Survivor’s benefits may be paid to:
Your spouse age 60 or older (50 or older if disabled)
Your spouse at any age, if caring for your child who is under age 16 or disabled
Your ex-spouse age 60 or over (50 or older if disabled) who was married to you for at least 10 years
Your ex-spouse at any age, if caring for your child who is under age 16 or disabled
Your unmarried children under 18
Your unmarried children under 19, if attending school full time (up to grade 12)
Your dependent parents age 62 or older
This is a general overview–the rules are more complex. For more information on eligibility requirements, contact the Social Security Administration (SSA) at (800) 772-1213.
Andy’s comments:
It says the benefit could be paid to a spouse. The gay life partner is out in the cold.
Private SS Accounts would solve this inequity. If you oppose private SS Accounts, you oppose equality in the eyes of government in my humble opinion.
If you want to fix that, I need support in my campaign.
Andy Favor
73rd Assembly District Candidate
http://www.AndyFavor.com
Andy – Perhaps we have a point of agreement. I am all for privatizing social security for everyone.
Will that do it?
To From A Conservative,
That is great. But we need to force the politicians to pledge to privatize it. I need your endorsement and letters to the editor in support of my campaign or even the discussion of private accounts will never see the light of day.
I know it is odd for a state assembly candidate to campaign on the SS issue. I had thought it was a 14th ammendment issue for the equality issues noted above. But an attorney friend of mine said we could get private accounts by taking a 10th ammendment approach. So I am going for it making this my number one issue.
Best regards,
Andy
I know, we allow people to define themselves as spouses under the law, we make marriage a religious term and issue licenses for civil unions. You know, separation of church and state?

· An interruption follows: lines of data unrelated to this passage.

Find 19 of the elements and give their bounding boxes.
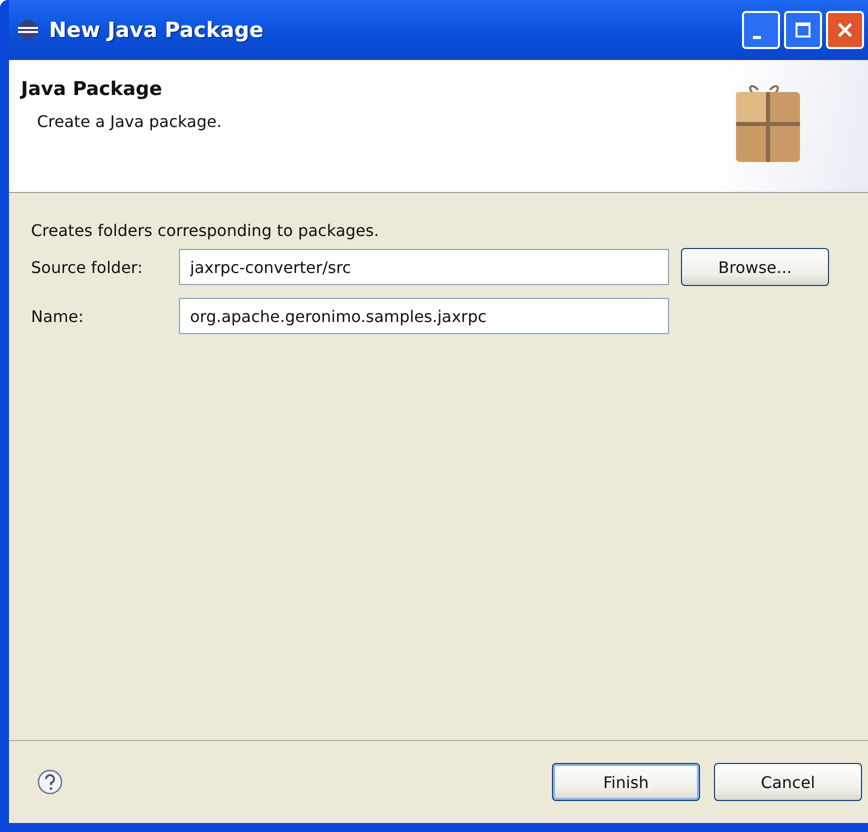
field-label: Name:: [31, 306, 85, 326]
page-description: Create a Java package.: [37, 112, 222, 131]
close-icon: [837, 22, 853, 38]
dialog-button[interactable]: Finish: [552, 763, 700, 801]
window-title: New Java Package: [49, 18, 265, 42]
text-field[interactable]: jaxrpc-converter/src: [179, 249, 669, 285]
maximize-button[interactable]: [784, 11, 822, 49]
dialog-button[interactable]: Cancel: [714, 763, 862, 801]
sphere-icon: [17, 19, 39, 41]
minimize-icon: [753, 36, 761, 38]
page-title: Java Package: [21, 78, 164, 100]
field-label: Source folder:: [31, 258, 144, 276]
text-field[interactable]: org.apache.geronimo.samples.jaxrpc: [179, 298, 669, 334]
browse-button[interactable]: Browse...: [681, 248, 829, 286]
intro-text: Creates folders corresponding to packages.: [31, 221, 380, 240]
minimize-button[interactable]: [742, 11, 780, 49]
maximize-icon: [795, 22, 811, 38]
close-button[interactable]: [826, 11, 864, 49]
help-icon[interactable]: [37, 769, 63, 795]
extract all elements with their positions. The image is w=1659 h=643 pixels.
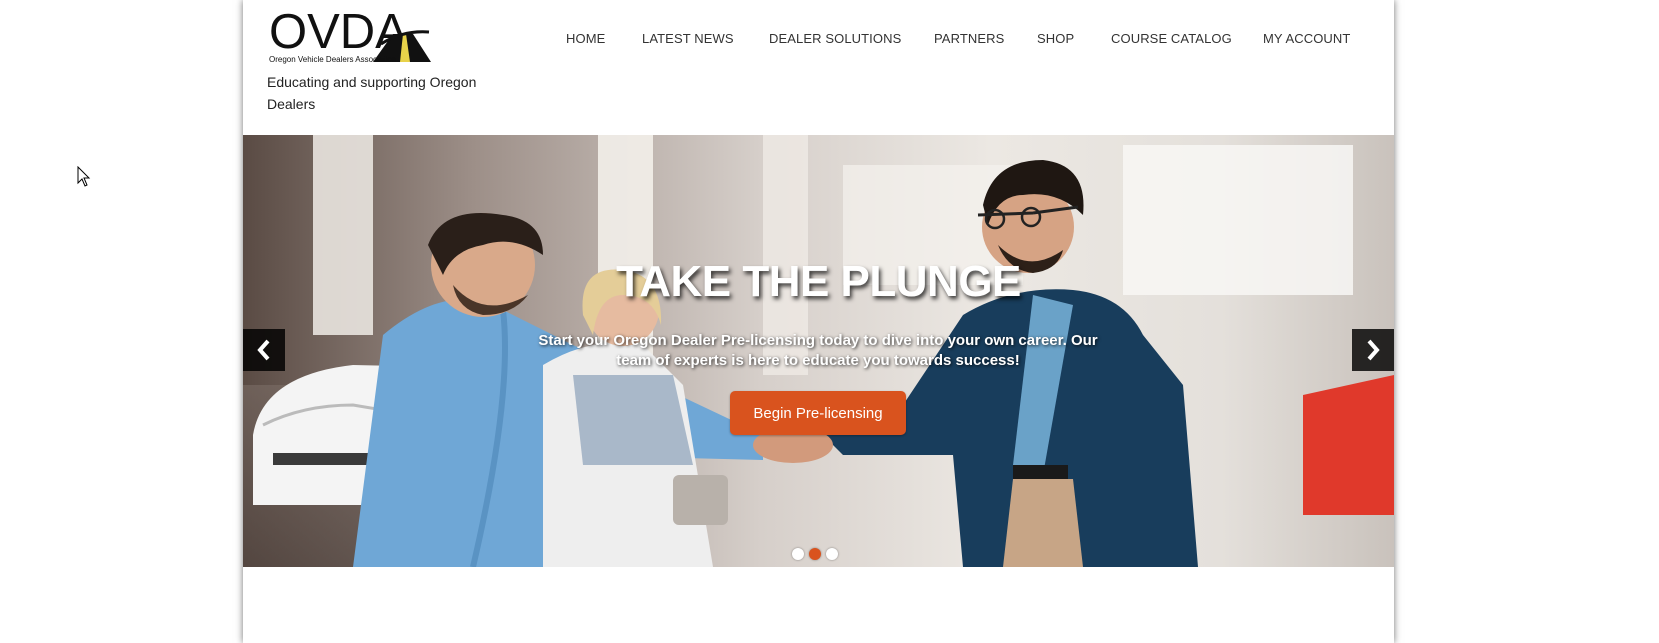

“From a conservative” is right. There are lots of reasons a court could give the anti-marriage amendment a common sense interpretation and avoid the absurd, literal result. Then it would only attempt invalidate gay marriages (probably leaving alone the pink ghetto of domestic partnerships) and it would only be invalid because of the procedure (its a revision that can’t be done by initiative) and because of the 14th Amendment of the U.S. Constitution that prevents states from denying citizens equal protection.
Ron,
A “revision” to the state constitution refers to a “complete revision” – in other words changing the whole thing. This is clearly a single issue, an amendment. Sorry, that argument will not fly either.
The US Supreme Court has steadfastly declined to review state’s gay marriage laws, with every indication that they view this as a state issue. This constitutional amendment should be no different.